Moss Park, from acclaimed Canadian playwright George F. Walker, makes its world premiere at Theatre Passe Muraille this month. It showcases Walker at his best: dark humour and serious social uncertainty all wrapped in a rapid one-act set. In Moss Park, we revisit Tina and Bobby from Walker’s 1993 play Tough!. It’s a few years later, they now have a daughter and are forced to deal with daily struggles, all while trying to retain and figure out their youth. Walker touches on weighty social issues, ranging from crime to poverty, whilst keeping a lighthearted tone. Tina and Bobby exchange friendly—and not so friendly—banter while dealing with the impending wrecking ball of adulthood that they are unable, and unwilling, to grasp fully.
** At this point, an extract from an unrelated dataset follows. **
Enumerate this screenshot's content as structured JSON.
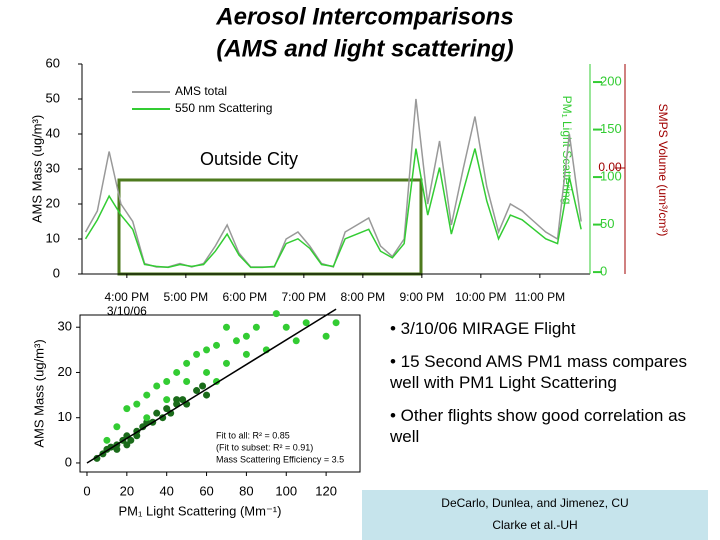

Longtime Passe Muraille performer Haley McGee in the role of Tina joins Toronto theatre newcomer Graeme McComb as Bobby and the chemistry between the two is superb, almost to the point of discomfort. Their passion for each other reaches levels of intimacy that make you feel embarrassed to be sitting in the same room, sharing in these private moments. Just when you’re ready to look away out of decency, the tone shifts with one sly remark, and the entire audience is in an uproar.
With set and lighting design by Martin Conboy and sound design by Julie McCann, the famous Toronto park where Tina and Bobby meet to sort out their problems comes alive on the stage. Leaves, in a myriad of colours, are strewn against a backdrop filled with broken wood skids and plenty of garbage. If this were a dark alleyway at night, you would probably be avoiding it. Along with police and emergency sirens blaring down an imaginary Queen Street, the atmosphere matches the issues that Tina and Bobby worry about. Whether they are working out Bobby’s unemployment woes, or trying to formulate a plan for the future that is right for their young daughter, the setting on the stage illustrates these problems effectively.
Moss Park is a clever, fast-paced comedy that takes the most important social issues young people may tackle in a big city and plainly sets them out for everyone to see. If you are young, were young, or know anyone who is, Moss Park is going to feel remarkably familiar.
Moss Park is playing at Theatre Passe Muraille from now until November 16, 2013. Ticket prices range from $20-$35 (including discounts from students, seniors, and groups) and can be purchased online at www.passemuraille.on.ca.